L'employée russe, qui ne parle pas anglais, ne s'embarrasse pas trop de délicatesse. Elle nous fait signe de pencher la tête en arrière avant d'enfiler un long coton tige dans nos deux narines. Une opération désagréable que l'on espérait appartenir au passé une fois le vaccin effectué. Qu'importe: assister au premier quart de finale de la Suisse depuis 1954 se mérite.

Ce contrôle supplémentaire et ce «poste médical avancé» installé à même les couloirs de l'aéroport impressionnent mais nous rassurent quelque peu. La Russie est-elle en mode guerre face au variant Delta? Un pas à l'extérieur suffit pour balayer cette perspective. Le décor change du tout au tout: aucun masque à l'horizon et une douce insouciance qui va nous accompagner tout au long du séjour.

«Russia No Covid!»

Dans le taxi qui nous amène au centre-ville, le chauffeur ne porte pas de masque. Il ne parle pas anglais mais fait de son mieux pour nous convaincre d'enlever le nôtre. «Covid Швейцария (Suisse)? Russia No Covid, No Covid!», rigole-t-il. Avant d'enchaîner «Me not Sputnik, not Sputnik», pour signifier qu'il ne se vaccinera pas. Depuis décembre, seuls 19 millions de Russes sur 146 millions d’habitants ont reçu au moins une dose, selon le recensement du site Gogov, qui agrège les données des régions et médias faute de statistiques nationales officielles.

Au stade, la situation tourne à l'ironie. «Merci de respecter les distances sociales!», clame le haut-parleur de la Gazprom Arena. Devant nous, des dizaines de supporters suisses sont bras-dessus bras-dessous pour accueillir Yann Sommer et leurs autres héros malheureux sur le terrain avant le coup d'envoi. Durant le match, le message «masque obligatoire» passe en boucle avec tout autant de succès.

Plus inquiétant, il n'y a pas qu'à l'air libre que le masque est plus que facultatif. Pas un masque au restaurant, sur certains visages seulement au centre commercial.

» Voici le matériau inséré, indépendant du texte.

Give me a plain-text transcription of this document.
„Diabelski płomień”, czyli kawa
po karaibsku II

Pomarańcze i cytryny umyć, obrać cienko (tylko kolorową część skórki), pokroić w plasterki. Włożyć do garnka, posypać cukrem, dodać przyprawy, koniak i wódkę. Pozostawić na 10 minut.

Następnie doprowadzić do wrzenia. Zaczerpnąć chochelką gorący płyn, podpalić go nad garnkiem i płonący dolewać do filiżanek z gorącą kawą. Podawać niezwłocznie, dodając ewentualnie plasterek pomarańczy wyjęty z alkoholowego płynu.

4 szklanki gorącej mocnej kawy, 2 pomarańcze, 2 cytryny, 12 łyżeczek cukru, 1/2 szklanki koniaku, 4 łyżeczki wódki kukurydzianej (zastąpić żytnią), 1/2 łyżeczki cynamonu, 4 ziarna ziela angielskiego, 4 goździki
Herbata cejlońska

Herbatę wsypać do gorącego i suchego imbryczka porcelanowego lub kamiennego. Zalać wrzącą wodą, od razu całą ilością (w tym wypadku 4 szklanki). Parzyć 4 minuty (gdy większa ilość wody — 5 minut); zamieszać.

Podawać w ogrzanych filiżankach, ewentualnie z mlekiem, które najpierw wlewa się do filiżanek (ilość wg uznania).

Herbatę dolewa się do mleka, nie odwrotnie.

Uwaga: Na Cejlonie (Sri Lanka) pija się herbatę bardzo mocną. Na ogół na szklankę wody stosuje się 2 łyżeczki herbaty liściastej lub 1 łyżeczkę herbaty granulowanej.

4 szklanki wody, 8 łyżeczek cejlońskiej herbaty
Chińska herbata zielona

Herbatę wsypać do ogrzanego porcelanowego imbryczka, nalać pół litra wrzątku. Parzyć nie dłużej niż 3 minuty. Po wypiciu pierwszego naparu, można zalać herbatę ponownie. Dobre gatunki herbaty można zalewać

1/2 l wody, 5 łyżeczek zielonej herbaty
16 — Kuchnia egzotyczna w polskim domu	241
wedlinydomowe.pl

A l’entrée de celui-ci, les visiteurs passent en toute impunité devant l'employé de la sécurité, posté à côté d’un panneau «masque obligatoire». Lui-même n'en porte pas non plus... Plus problématique encore: une petite épicerie sans fenêtre et en sous-sol dans laquelle les gens se bousculent sans masque. Il n'y a guère que dans le métro que la protection faciale est généralisée. Et encore: une bonne partie du temps, il est porté en-dessous du nez voire au cou. «À Bakou, c'était encore pire!», témoignent Luca Loutenbach et Jarkko Signer, les deux fans acharnés de la Nati que nous accompagnons.

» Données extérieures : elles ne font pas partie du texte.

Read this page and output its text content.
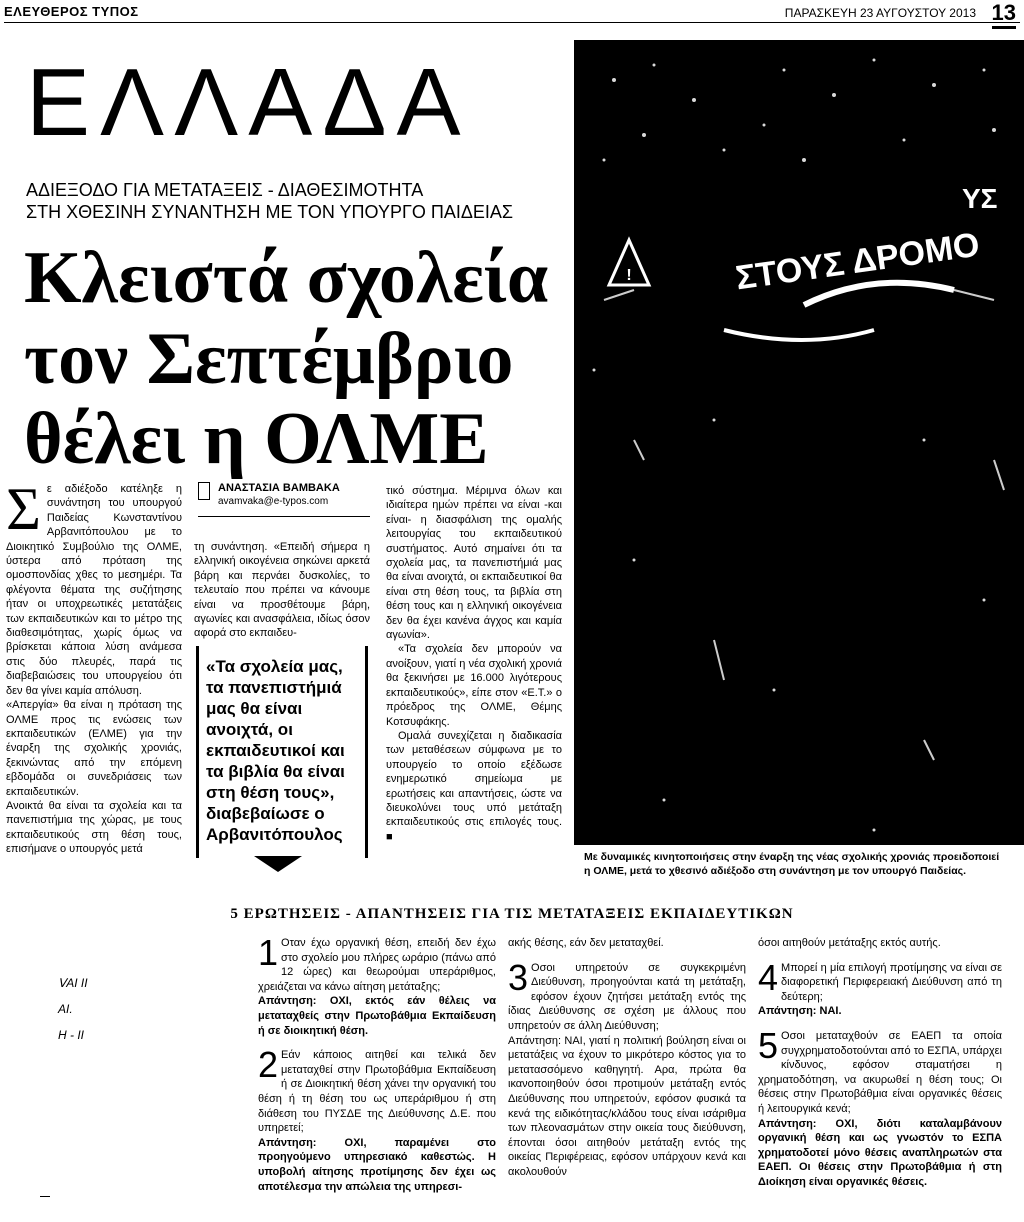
ΕΛΕΥΘΕΡΟΣ ΤΥΠΟΣ	ΠΑΡΑΣΚΕΥΗ 23 ΑΥΓΟΥΣΤΟΥ 2013 13
ΕΛΛΑΔΑ
ΑΔΙΕΞΟΔΟ ΓΙΑ ΜΕΤΑΤΑΞΕΙΣ - ΔΙΑΘΕΣΙΜΟΤΗΤΑ
ΣΤΗ ΧΘΕΣΙΝΗ ΣΥΝΑΝΤΗΣΗ ΜΕ ΤΟΝ ΥΠΟΥΡΓΟ ΠΑΙΔΕΙΑΣ
Κλειστά σχολεία
τον Σεπτέμβριο
θέλει η ΟΛΜΕ

Σε αδιέξοδο κατέληξε η συνάντηση του υπουργού Παιδείας Κωνσταντίνου Αρβανιτόπουλου με το Διοικητικό Συμβούλιο της ΟΛΜΕ, ύστερα από πρόταση της ομοσπονδίας χθες το μεσημέρι. Τα φλέγοντα θέματα της συζήτησης ήταν οι υποχρεωτικές μετατάξεις των εκπαιδευτικών και το μέτρο της διαθεσιμότητας, χωρίς όμως να βρίσκεται κάποια λύση ανάμεσα στις δύο πλευρές, παρά τις διαβεβαιώσεις του υπουργείου ότι δεν θα γίνει καμία απόλυση.

«Απεργία» θα είναι η πρόταση της ΟΛΜΕ προς τις ενώσεις των εκπαιδευτικών (ΕΛΜΕ) για την έναρξη της σχολικής χρονιάς, ξεκινώντας από την επόμενη εβδομάδα οι συνεδριάσεις των εκπαιδευτικών.

Ανοικτά θα είναι τα σχολεία και τα πανεπιστήμια της χώρας, με τους εκπαιδευτικούς στη θέση τους, επισήμανε ο υπουργός μετά

ΑΝΑΣΤΑΣΙΑ ΒΑΜΒΑΚΑ
avamvaka@e-typos.com

τη συνάντηση. «Επειδή σήμερα η ελληνική οικογένεια σηκώνει αρκετά βάρη και περνάει δυσκολίες, το τελευταίο που πρέπει να κάνουμε είναι να προσθέτουμε βάρη, αγωνίες και ανασφάλεια, ιδίως όσον αφορά στο εκπαιδευ-

«Τα σχολεία μας, τα πανεπιστήμιά μας θα είναι ανοιχτά, οι εκπαιδευτικοί και τα βιβλία θα είναι στη θέση τους», διαβεβαίωσε ο Αρβανιτόπουλος

τικό σύστημα. Μέριμνα όλων και ιδιαίτερα ημών πρέπει να είναι -και είναι- η διασφάλιση της ομαλής λειτουργίας του εκπαιδευτικού συστήματος. Αυτό σημαίνει ότι τα σχολεία μας, τα πανεπιστήμιά μας θα είναι ανοιχτά, οι εκπαιδευτικοί θα είναι στη θέση τους, τα βιβλία στη θέση τους και η ελληνική οικογένεια δεν θα έχει κανένα άγχος και καμία αγωνία».

«Τα σχολεία δεν μπορούν να ανοίξουν, γιατί η νέα σχολική χρονιά θα ξεκινήσει με 16.000 λιγότερους εκπαιδευτικούς», είπε στον «Ε.Τ.» ο πρόεδρος της ΟΛΜΕ, Θέμης Κοτσυφάκης.

Ομαλά συνεχίζεται η διαδικασία των μεταθέσεων σύμφωνα με το υπουργείο το οποίο εξέδωσε ενημερωτικό σημείωμα με ερωτήσεις και απαντήσεις, ώστε να διευκολύνει τους υπό μετάταξη εκπαιδευτικούς στις επιλογές τους. ■

!	ΣΤΟΥΣ ΔΡΟΜΟ
ΥΣ
Με δυναμικές κινητοποιήσεις στην έναρξη της νέας σχολικής χρονιάς προειδοποιεί η ΟΛΜΕ, μετά το χθεσινό αδιέξοδο στη συνάντηση με τον υπουργό Παιδείας.
5 ΕΡΩΤΗΣΕΙΣ - ΑΠΑΝΤΗΣΕΙΣ ΓΙΑ ΤΙΣ ΜΕΤΑΤΑΞΕΙΣ ΕΚΠΑΙΔΕΥΤΙΚΩΝ
ᐯΑΙ ΙΙ
ΑΙ.
Η - ΙΙ
1 Οταν έχω οργανική θέση, επειδή δεν έχω στο σχολείο μου πλήρες ωράριο (πάνω από 12 ώρες) και θεωρούμαι υπεράριθμος, χρειάζεται να κάνω αίτηση μετάταξης;
Απάντηση: ΟΧΙ, εκτός εάν θέλεις να μεταταχθείς στην Πρωτοβάθμια Εκπαίδευση ή σε διοικητική θέση.
2 Εάν κάποιος αιτηθεί και τελικά δεν μεταταχθεί στην Πρωτοβάθμια Εκπαίδευση ή σε Διοικητική θέση χάνει την οργανική του θέση ή τη θέση του ως υπεράριθμου ή στη διάθεση του ΠΥΣΔΕ της Διεύθυνσης Δ.Ε. που υπηρετεί;
Απάντηση: ΟΧΙ, παραμένει στο προηγούμενο υπηρεσιακό καθεστώς. Η υποβολή αίτησης προτίμησης δεν έχει ως αποτέλεσμα την απώλεια της υπηρεσι-
ακής θέσης, εάν δεν μεταταχθεί.
3 Οσοι υπηρετούν σε συγκεκριμένη Διεύθυνση, προηγούνται κατά τη μετάταξη, εφόσον έχουν ζητήσει μετάταξη εντός της ίδιας Διεύθυνσης σε σχέση με άλλους που υπηρετούν σε άλλη Διεύθυνση;
Απάντηση: ΝΑΙ, γιατί η πολιτική βούληση είναι οι μετατάξεις να έχουν το μικρότερο κόστος για το μετατασσόμενο καθηγητή. Αρα, πρώτα θα ικανοποιηθούν όσοι προτιμούν μετάταξη εντός Διεύθυνσης που υπηρετούν, εφόσον φυσικά τα κενά της ειδικότητας/κλάδου τους είναι ισάριθμα των πλεονασμάτων στην οικεία τους διεύθυνση, έπονται όσοι αιτηθούν μετάταξη εντός της οικείας Περιφέρειας, εφόσον υπάρχουν κενά και ακολουθούν
όσοι αιτηθούν μετάταξης εκτός αυτής.
4 Μπορεί η μία επιλογή προτίμησης να είναι σε διαφορετική Περιφερειακή Διεύθυνση από τη δεύτερη;
Απάντηση: ΝΑΙ.
5 Οσοι μεταταχθούν σε ΕΑΕΠ τα οποία συγχρηματοδοτούνται από το ΕΣΠΑ, υπάρχει κίνδυνος, εφόσον σταματήσει η χρηματοδότηση, να ακυρωθεί η θέση τους; Οι θέσεις στην Πρωτοβάθμια είναι οργανικές θέσεις ή λειτουργικά κενά;
Απάντηση: ΟΧΙ, διότι καταλαμβάνουν οργανική θέση και ως γνωστόν το ΕΣΠΑ χρηματοδοτεί μόνο θέσεις αναπληρωτών στα ΕΑΕΠ. Οι θέσεις στην Πρωτοβάθμια ή στη Διοίκηση είναι οργανικές θέσεις.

Nous quittons la Russie avec un sentiment de malaise. Certes, ces mesures très light permettent au visiteur une expérience touristique «presque comme avant» dans la fantastique ville qu'est Saint-Pétersbourg, encore plus en été. Mais un coup d'oeil sur les statistiques du Covid font craindre le pire pour les Russes, qui ne semblent pas du tout s'en préoccuper. Comme cela, on ne s'en sortira pas... Reste à espérer que les fans suisses auront fait preuve de discipline en arrivant et se seront fait méticuleusement tester.